The “always on” paradigm that is considered normal today has its disadvantages. Many applications will regularly connect to the Internet and link to data or download data that you would rather not have on your system. Even if you don’t mind applications downloading updates and data behind your back, Little Snitch will continuously watch your network for outgoing connections that you are otherwise unaware of and warn you, so you can take actions. Privacy concerns could be reason enough to have Little Snitch running.
Little Snitch 2.2.3 is a set of applications of which at least one runs continuously in the background. That’s the real snitch: the network monitor that constantly and permanently watches your network traffic for outgoing connections. The Little Snitch user interface is only there to make it easy for you to create rules.
There’s also an alert interface that kicks in whenever Little Snitch encounters an outgoing connection for which it doesn’t find a business rule in its rules definitions database. The way it works is really simple. When you install Little Snitch, a number of rules have already been defined that allow you to work with e-mail, browsing the web, etc.
In order to give you control over whether to allow or deny other connections, Little Snitch will pop up an alert window for each outgoing connection that has no rule defined. For example, when I launch Skype on my machine, I have not defined any rule that tells Little Snitch what to do with the large number of outgoing connections Skype wants to make at startup time. The Little Snitch alert dialogue therefore pops up whenever I launch Skype.
The dialogue has options to allow or deny all of Skype’s outbound connections, or to allow or deny only specific ones (based on ports or host names or IP-addresses, etc.). You can also discern between allowing or denying for this one time or for all future connection requests. And if you have turned on the advanced option, you can even allow or deny globally (for all users –and that includes applications– on your computer).
On my machine I only allow for a small number of applications to establish outgoing connections, and Skype isn’t one of them. Updaters are also not on that list. I want to know when an application goes on a virtual trip into Internet-land.
Other people may have other needs and therefore set Little Snitch to accept more or to deny more. Denying and allowing can also be semi-automated. What I mean is that Little Snitch gives you an option to automatically allow or deny a connection when you don’t take an action within a defined number of seconds after the alert dialogue has popped up. On my system, the default action to be taken after 30 seconds of silence on my behalf is Deny!
All actions Little Snitch takes as a result of you clicking on the Allow or Deny button in the alert dialogue only for one session, create temporary rules.
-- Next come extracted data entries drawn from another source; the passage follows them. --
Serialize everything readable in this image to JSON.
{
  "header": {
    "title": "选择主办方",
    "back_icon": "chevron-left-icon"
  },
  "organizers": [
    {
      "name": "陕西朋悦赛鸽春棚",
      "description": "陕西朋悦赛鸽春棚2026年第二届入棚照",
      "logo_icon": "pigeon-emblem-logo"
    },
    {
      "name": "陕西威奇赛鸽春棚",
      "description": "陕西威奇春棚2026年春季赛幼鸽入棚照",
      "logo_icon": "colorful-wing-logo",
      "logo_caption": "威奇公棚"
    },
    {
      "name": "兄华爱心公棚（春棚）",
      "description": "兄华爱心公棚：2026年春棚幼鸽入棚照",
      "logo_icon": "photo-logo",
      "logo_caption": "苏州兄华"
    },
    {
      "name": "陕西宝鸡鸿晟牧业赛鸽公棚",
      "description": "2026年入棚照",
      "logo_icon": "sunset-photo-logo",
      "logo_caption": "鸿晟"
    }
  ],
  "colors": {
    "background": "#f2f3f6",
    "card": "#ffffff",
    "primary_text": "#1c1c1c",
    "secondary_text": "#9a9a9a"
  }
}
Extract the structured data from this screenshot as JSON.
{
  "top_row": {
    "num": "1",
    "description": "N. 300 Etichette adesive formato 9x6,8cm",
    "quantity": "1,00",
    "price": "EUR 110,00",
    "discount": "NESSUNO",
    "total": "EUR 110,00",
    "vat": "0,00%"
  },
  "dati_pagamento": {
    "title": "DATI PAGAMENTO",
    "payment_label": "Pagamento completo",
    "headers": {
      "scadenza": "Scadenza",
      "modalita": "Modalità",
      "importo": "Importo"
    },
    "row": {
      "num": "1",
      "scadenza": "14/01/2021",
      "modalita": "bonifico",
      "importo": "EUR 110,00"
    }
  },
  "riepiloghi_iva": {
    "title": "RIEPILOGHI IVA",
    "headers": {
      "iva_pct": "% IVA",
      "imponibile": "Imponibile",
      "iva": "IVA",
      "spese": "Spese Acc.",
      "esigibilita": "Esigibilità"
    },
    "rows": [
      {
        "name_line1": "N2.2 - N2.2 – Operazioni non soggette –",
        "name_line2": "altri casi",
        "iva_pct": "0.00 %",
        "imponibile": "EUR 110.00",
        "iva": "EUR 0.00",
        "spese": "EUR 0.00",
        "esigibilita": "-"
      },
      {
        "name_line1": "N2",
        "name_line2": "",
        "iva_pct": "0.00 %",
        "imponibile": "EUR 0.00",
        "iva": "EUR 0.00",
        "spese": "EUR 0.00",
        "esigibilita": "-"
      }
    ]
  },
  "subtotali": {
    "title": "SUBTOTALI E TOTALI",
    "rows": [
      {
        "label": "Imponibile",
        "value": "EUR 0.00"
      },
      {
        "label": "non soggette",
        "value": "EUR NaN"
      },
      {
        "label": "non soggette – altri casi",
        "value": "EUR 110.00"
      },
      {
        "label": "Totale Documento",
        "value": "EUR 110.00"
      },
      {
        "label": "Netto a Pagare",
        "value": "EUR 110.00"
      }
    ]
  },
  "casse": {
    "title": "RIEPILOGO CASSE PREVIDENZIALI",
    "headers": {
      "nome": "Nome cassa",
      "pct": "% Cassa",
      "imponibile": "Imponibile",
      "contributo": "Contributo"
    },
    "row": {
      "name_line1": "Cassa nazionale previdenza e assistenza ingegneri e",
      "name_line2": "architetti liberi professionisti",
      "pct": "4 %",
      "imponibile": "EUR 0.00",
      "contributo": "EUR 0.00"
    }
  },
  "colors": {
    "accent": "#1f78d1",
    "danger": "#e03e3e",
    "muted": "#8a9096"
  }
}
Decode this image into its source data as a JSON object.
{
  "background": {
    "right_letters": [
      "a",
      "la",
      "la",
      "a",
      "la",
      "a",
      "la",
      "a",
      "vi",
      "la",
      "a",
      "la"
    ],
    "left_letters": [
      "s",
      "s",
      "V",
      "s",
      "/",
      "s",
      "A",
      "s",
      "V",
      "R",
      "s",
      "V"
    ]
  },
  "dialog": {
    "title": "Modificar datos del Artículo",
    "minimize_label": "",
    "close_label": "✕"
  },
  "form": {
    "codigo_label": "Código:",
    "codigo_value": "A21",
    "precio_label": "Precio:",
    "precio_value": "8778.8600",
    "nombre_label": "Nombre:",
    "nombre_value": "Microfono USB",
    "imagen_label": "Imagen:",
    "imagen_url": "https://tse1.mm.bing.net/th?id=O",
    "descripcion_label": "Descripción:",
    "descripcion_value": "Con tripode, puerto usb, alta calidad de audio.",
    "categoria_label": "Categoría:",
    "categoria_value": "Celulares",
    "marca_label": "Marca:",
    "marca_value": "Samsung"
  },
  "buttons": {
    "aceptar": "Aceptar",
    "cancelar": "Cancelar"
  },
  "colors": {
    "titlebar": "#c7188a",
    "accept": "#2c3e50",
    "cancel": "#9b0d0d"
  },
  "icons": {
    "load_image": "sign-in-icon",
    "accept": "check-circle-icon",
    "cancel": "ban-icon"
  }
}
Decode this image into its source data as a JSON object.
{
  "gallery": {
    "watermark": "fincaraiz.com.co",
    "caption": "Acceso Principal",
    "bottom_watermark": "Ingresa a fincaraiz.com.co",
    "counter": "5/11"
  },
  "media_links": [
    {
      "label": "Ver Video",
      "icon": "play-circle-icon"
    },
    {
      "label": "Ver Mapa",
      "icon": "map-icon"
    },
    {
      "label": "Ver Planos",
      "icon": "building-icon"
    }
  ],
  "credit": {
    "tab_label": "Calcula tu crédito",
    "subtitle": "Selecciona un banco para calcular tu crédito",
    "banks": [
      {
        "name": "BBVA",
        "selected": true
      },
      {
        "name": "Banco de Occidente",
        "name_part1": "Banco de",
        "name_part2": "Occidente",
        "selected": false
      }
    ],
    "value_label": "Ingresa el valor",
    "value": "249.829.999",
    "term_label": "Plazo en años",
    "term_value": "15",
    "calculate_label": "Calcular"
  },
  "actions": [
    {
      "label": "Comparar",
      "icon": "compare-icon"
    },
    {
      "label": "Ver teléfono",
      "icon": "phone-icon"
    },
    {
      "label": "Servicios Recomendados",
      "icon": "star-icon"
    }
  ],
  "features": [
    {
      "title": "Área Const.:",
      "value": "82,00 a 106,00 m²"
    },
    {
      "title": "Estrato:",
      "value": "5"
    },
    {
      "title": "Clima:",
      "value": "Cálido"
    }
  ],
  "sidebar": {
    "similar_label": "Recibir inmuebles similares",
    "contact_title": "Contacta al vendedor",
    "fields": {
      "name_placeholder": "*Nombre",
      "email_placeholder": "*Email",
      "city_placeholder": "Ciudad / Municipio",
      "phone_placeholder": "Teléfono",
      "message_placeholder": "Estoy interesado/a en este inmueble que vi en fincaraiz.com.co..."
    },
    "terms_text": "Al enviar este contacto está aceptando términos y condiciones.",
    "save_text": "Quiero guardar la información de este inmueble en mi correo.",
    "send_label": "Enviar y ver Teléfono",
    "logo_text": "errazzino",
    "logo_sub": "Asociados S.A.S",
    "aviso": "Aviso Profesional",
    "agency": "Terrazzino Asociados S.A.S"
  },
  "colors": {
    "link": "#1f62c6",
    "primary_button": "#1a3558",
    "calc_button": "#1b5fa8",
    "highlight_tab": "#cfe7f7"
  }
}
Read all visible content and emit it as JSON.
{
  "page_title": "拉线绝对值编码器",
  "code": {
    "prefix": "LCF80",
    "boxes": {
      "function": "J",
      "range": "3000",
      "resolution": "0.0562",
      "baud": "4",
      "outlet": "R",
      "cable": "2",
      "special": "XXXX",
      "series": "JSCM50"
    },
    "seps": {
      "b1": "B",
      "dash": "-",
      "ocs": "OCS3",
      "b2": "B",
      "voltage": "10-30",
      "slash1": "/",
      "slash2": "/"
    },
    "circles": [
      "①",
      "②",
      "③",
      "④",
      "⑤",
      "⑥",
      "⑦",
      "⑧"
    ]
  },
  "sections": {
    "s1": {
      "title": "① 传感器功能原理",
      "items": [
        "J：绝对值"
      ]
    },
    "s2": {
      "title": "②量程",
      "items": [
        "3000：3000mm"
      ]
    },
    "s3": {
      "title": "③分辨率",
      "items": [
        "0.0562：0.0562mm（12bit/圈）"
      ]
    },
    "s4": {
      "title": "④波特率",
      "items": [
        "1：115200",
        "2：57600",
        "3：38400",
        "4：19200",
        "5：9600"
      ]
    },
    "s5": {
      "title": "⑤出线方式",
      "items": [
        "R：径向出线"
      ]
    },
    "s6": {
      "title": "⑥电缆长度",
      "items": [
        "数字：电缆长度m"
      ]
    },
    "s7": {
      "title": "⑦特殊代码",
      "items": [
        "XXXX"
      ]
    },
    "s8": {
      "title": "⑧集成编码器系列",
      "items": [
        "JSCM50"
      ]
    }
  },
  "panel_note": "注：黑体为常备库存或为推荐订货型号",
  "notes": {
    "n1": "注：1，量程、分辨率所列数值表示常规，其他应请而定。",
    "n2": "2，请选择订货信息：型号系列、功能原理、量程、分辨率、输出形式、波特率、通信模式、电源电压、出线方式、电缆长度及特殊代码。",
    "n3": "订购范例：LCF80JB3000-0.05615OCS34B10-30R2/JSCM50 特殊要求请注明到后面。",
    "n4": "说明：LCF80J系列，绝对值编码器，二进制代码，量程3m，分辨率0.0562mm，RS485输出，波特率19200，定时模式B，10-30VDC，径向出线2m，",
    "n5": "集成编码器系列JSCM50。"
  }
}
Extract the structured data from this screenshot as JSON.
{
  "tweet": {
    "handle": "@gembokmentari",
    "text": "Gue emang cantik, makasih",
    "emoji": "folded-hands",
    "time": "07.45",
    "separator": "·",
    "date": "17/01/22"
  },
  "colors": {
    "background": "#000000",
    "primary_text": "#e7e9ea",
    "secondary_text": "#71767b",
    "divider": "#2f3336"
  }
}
You can convert these rules into permanent ones by going into the Little Snitch Configuration screen. Here you can also create rules from scratch.
The great thing about Little Snitch is that you really don’t need to know much about writing rules as the interface is very straightforward and self-explanatory. Of course, you do need to know if what you’re allowing or denying is the smart thing to do…
Creating a rule from scratch is equally easy and simple, but is rarely necessary in my experience.
One very important usage for Little Snitch in my opinion, is for blocking software calls to home when you suspect the connection only serves to relay information about you and your system to the software vendor. As I see it –and this certainly holds true if you don’t use pirated software– software vendors have no business knowing what’s on my system and where I am. I care for my privacy out of principle.
Another very important use for Little Snitch is to stop outbound traffic that could be coming from malware. Although not common on Mac OS X, malware for the Mac does exist and Little Snitch can be a first line of defense to block connections from it.
In the “Always On” world of the Internet, Little Snitch should be on everybody’s Mac. At 30.00 EUR for one seat, it’s dirt cheap. It doesn’t consume CPU power, nor does it devour memory. It sits in a small corner, silently watching outbound network traffic and only allowing what you explicitly want to go out. And that’s how it should be.